Tata’s acquisition of Corus, like many of its earlier purchases, was motivated by a
desire to execute bigger deals, although it could not add much value due to the huge
cost of acquisition. Tata paid far more than Corus was worth in the transaction. Tata
paid 608 pence per share in cash for Corus, which was 34% more than the previous
offering of 455 pence per share. The total settlement amount was $12 billion, with $6
billion being a debt.

The reason Tata’s acquisition was overvalued is simply that the transaction was far too
lucrative at the time, and Tata’s management went along with the spirit of competition
and paid more than they’d like. They overlooked the fact that the connection between
both the cost and the performance was proportional. The right price for the purchase is
subjective, which means there cannot be a single right price for any transaction. When
its competitors were already acquiring companies, Tata would have expected that the
acquisition would place them ahead in the game. Tata, on the other hand, lacked the
self-discipline to not spend any money more than it could afford. 

7. Failing to create the expected value

In this acquisition, the created value was less than the expected value.  By two years,
the profitability of Corus steel started to decline. After a month of its release, the share
price started to reduce to 20%. This indicated that the shareholders believed that the
acquisition would damage the value rather than increasing them.

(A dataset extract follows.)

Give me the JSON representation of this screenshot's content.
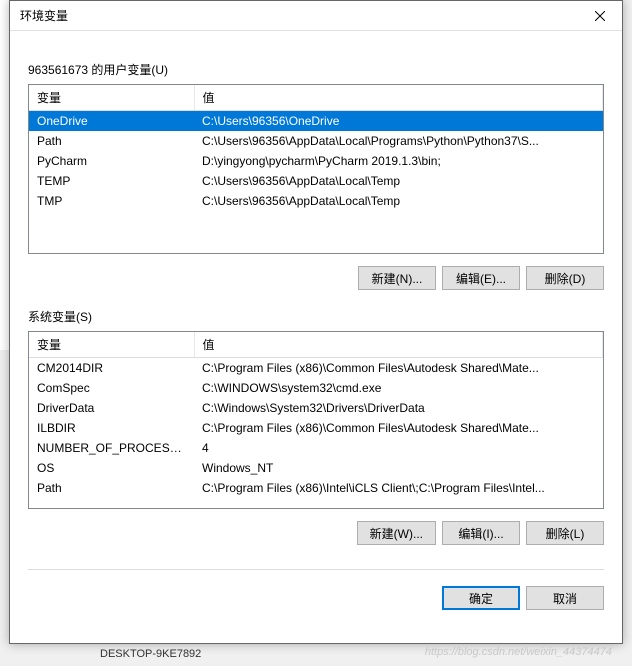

8. Cultural issues Corus steel is a company based in the UK and Tata steel is an
Indian company. To get the best results from the acquisition, the cultural dilemma which
would impede the integration of the company has to be fixed. These cultural difficulties
are deeply embedded in the management of a company but have been complicated due
to the cultural differences between the countries.  These issues had to be addressed
before any integration.
Post Acquisition
 Tata steel has formed a seven member integration committee to spearhead its
union with corus group.
 Tata share fell by 10.7% on Bombay stock market after acquisition.
 Tata's new debt amounting to $8 billion due to the acquisition.

Conclusion
India’s lower wages and favorable energy prices will continue to promise substantial
cost advantages compared to production facilities in (Western) Europe or the US. The
growth prospects of the client industries are also very good. Corus’ expertise in making
the grades of steel used in automobiles and in aerospace are useful for Tata Steel’s
supplies to the Indian automobile market. Corus in turn get benefit from Tata Steel’s
expertise in low cost manufacturing of steel. If we will compare the financial ratios of
2006-07(Pre Corus) and 2007-08(Post Corus) it shows very good financial result after
acquisition but due to global recession in 2008-09 there was decline in PAT and in other
financial parameters of the company.The acquisition of Corus is in line with Company’s
plans of global acquisitions and its rationale of expansion strategy. This was the biggest
overseas acquisition by an Indian company. The Tata Steel-Corus combine has now
become the fifth largest steel maker in the world with a capacity of 23 million tons a
year. Whatever the cost, Corus is in the Tata bag. The rapid progress of the Indian
automobile, engineering and construction industries means that the country will need
more and more high-quality steel. Access to Corus technology will, in course of time,
allow Tata Steel to move up in the value chain and in that case it will be win win
situation for TATA. The results of the study shows that evident hypothesis, the research
study conclude that merger and acquisition of Tata and Corus with respect of
profitability, performance, turnover, capacity, economies of scale and enhanced control.
This study of impact of merger and acquisition on value matters resulted with positive
influenced in profitability, capital base, dividends and earnings for share holders. This is
a positive characteristics for strong future. There will be a lot of potential synergies in
terms of sharing of best practices across the companies.